As we built out the MVP, I also partnered with Engineering on a thorough VQA review, including for accessibility, conducting VoiceOver reviews and ensuring all elements were keyboard navigable with appropriate ARIA labels.
Usability Testing
While the A/B test ran, I set up an unmoderated usability test to gather qualitative feedback on the experience. I asked users to search and browse for specific items using the live site. As the A/B test was a 50/50 split, half the users saw the control experience while half saw the test. This allowed us to observe and compare the experience directly between control and test groups.

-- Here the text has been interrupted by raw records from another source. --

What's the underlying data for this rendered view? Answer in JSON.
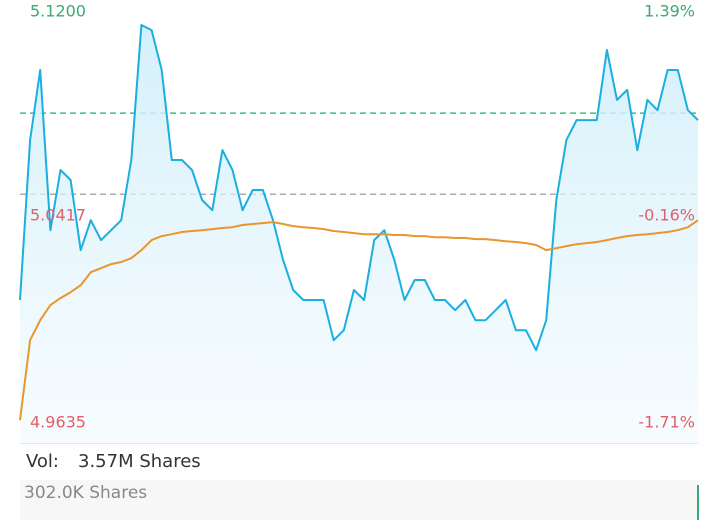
{
  "chart_data": {
    "type": "line",
    "ylim": [
      4.9635,
      5.12
    ],
    "yticks": [
      {
        "value": 5.12,
        "label": "5.1200"
      },
      {
        "value": 5.0417,
        "label": "5.0417"
      },
      {
        "value": 4.9635,
        "label": "4.9635"
      }
    ],
    "y2lim": [
      -1.71,
      1.39
    ],
    "y2ticks": [
      {
        "value": 1.39,
        "label": "1.39%"
      },
      {
        "value": -0.16,
        "label": "-0.16%"
      },
      {
        "value": -1.71,
        "label": "-1.71%"
      }
    ],
    "up_color": "#3aaa72",
    "down_color": "#e0606a",
    "reference_lines": [
      {
        "value": 5.0498,
        "color": "#aaaaaa"
      },
      {
        "value": 5.0799,
        "color": "#3cbf80"
      }
    ],
    "series": [
      {
        "color": "#1aafe0",
        "fill": true,
        "values": [
          5.0106,
          5.0699,
          5.0959,
          5.0365,
          5.0588,
          5.0551,
          5.0291,
          5.0402,
          5.0328,
          5.0365,
          5.0402,
          5.0625,
          5.1126,
          5.1107,
          5.0959,
          5.0625,
          5.0625,
          5.0588,
          5.0477,
          5.0439,
          5.0662,
          5.0588,
          5.0439,
          5.0514,
          5.0514,
          5.0402,
          5.0254,
          5.0143,
          5.0106,
          5.0106,
          5.0106,
          4.9957,
          4.9994,
          5.0143,
          5.0106,
          5.0328,
          5.0365,
          5.0254,
          5.0106,
          5.018,
          5.018,
          5.0106,
          5.0106,
          5.0068,
          5.0106,
          5.0031,
          5.0031,
          5.0068,
          5.0106,
          4.9994,
          4.9994,
          4.992,
          5.0031,
          5.0477,
          5.0699,
          5.0773,
          5.0773,
          5.0773,
          5.1033,
          5.0848,
          5.0885,
          5.0662,
          5.0848,
          5.081,
          5.0959,
          5.0959,
          5.081,
          5.0773
        ]
      },
      {
        "color": "#e8962e",
        "fill": false,
        "values": [
          4.966,
          4.9957,
          5.0031,
          5.0087,
          5.0113,
          5.0135,
          5.0161,
          5.0209,
          5.0224,
          5.0239,
          5.0247,
          5.0261,
          5.0291,
          5.0328,
          5.0343,
          5.035,
          5.0358,
          5.0362,
          5.0365,
          5.0369,
          5.0373,
          5.0376,
          5.0384,
          5.0388,
          5.0391,
          5.0395,
          5.0388,
          5.038,
          5.0376,
          5.0373,
          5.0369,
          5.0362,
          5.0358,
          5.0354,
          5.035,
          5.035,
          5.035,
          5.0347,
          5.0347,
          5.0343,
          5.0343,
          5.0339,
          5.0339,
          5.0336,
          5.0336,
          5.0332,
          5.0332,
          5.0328,
          5.0324,
          5.0321,
          5.0317,
          5.031,
          5.0291,
          5.0298,
          5.0306,
          5.0313,
          5.0317,
          5.0321,
          5.0328,
          5.0336,
          5.0343,
          5.0347,
          5.035,
          5.0354,
          5.0358,
          5.0365,
          5.0376,
          5.0402
        ]
      }
    ]
  },
  "volume": {
    "label": "Vol:",
    "total": "3.57M Shares",
    "scale_label": "302.0K Shares"
  }
}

"Without the usability study running alongside the A/B experiment, we would not have had any actionable insights to make updates." — Technical Product Manager
Results
A/B Test Result: No measurable change in customer behavior metrics.
Learnings from usability testing:
| Finding | Detail |
|---|---|
| Search specificity creates expectations | As users search with greater specificity in their keywords, they expect more precise SKU results, whereas broad product groups didn't meet that expectation |
| Browse paths outperformed search | Category browsing paths were more successful because users anticipated needing to narrow down |
| Tables aided comparison | Table UI made SKU comparison easy for spec-heavy products |
Strategic Impact: This work established a foundation for continuous navigation improvements and informed the product roadmap with actionable UX research findings.
Ultimately, the data-driven design approach and usability findings helped to inform how we could solve product information problems and set a foundation for enhancing the technical product browse experience.